RC-26 ‘Has Run Its Useful Life,’ But Keeping It Around Costs Air National Guard $30 Million Per Year

Of the scores of legacy aircraft the Air Force has sought—year after year—to retire, many reside in the Air National Guard, making up a small but significant portion of the Guard’s 1,046-aircraft fleet.

But even though the proposed retirements would have an outsized impact on his component, Lt. Gen. Michael A. Loh, Air National Guard director, is in line with other Air Force leaders in saying the older aircraft need to go.

“We need to divest that legacy and invest in the future,” Loh said Sept. 21 in a panel discussion at AFA’s Air, Space & Cyber Conference. “Stronger tomorrow is where I’m focused.”

Congress, however, has consistently prevented the service from divesting certain legacy aircraft. In particular, there’s one aircraft that typifies how keeping old planes past their useful service life is holding the Air Force back, Loh told reporters at a Sept. 22 roundtable: the RC-26.

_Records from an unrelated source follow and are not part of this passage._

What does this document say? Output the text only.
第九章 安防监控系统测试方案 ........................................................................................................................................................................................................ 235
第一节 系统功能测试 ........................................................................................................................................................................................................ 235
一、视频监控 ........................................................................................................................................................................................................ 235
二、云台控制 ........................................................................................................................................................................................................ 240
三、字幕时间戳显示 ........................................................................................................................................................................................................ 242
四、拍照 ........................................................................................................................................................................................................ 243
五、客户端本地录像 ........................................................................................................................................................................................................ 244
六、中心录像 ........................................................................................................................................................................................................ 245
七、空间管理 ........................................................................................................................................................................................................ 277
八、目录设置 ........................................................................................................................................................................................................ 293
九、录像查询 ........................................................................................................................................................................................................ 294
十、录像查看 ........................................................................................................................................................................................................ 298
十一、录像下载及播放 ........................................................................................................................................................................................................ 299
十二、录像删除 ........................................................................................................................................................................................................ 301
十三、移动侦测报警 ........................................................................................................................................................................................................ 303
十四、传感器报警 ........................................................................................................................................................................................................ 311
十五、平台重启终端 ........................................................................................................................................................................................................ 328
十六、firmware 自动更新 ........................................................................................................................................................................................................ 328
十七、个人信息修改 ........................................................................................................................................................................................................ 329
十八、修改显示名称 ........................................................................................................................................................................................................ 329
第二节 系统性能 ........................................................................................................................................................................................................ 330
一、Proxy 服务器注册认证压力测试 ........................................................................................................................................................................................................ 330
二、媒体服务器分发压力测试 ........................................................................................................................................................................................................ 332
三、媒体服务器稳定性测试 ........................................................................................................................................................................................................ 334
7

“It’s an old aircraft, and there’s current language right now that says I can’t retire that fleet, or even expend money to prepare to retire that fleet,” Loh said. “And so, each year, I’m spending millions of dollars to keep a fleet alive that quite frankly has run its useful life, and I need to actually get out of those to get into something new.”

Specifically, keeping the 11 RC-26s still in the fleet costs the Air National Guard $30 million per year, Loh said.

“That’s the one that I focus on primarily, because that’s the one that we exclusively operate in the National Guard. … The combatant commanders have not wanted that airplane for the last several years,” Loh said. “It has been used in domestic operations,” he said, but there’s no federal demand for the aircraft.

The tactical intelligence, surveillance, and reconnaissance airframe, which first entered the Air Force in 1989, has been surpassed by other platforms, Loh added.

“We’ve actually had better technologies out there to take care of the mission, so even if I needed to do the mission today, I can [do] it with better technologies that are cheaper to operate,” he said.

In the 2021 National Defense Authorization Act, though, the Air Force was banned from retiring the aircraft. The Air Force’s 2022 budget request didn’t mention the RC-26.

Beyond the RC-26, Loh said, there are other legacy aircraft hampering the Guard at the moment.

“I’m sitting on about 20 F-15C models that are grounded right now, because the backbone of the aircraft is so cracked, I wouldn’t get in them and fly them,” said Loh. “I definitely wouldn’t put my children in them to go fly. But right now, I still can’t retire them.”

The Air National Guard has 123 F-15Cs in its inventory, which would put one out of every six of the airframes out of commission at the moment.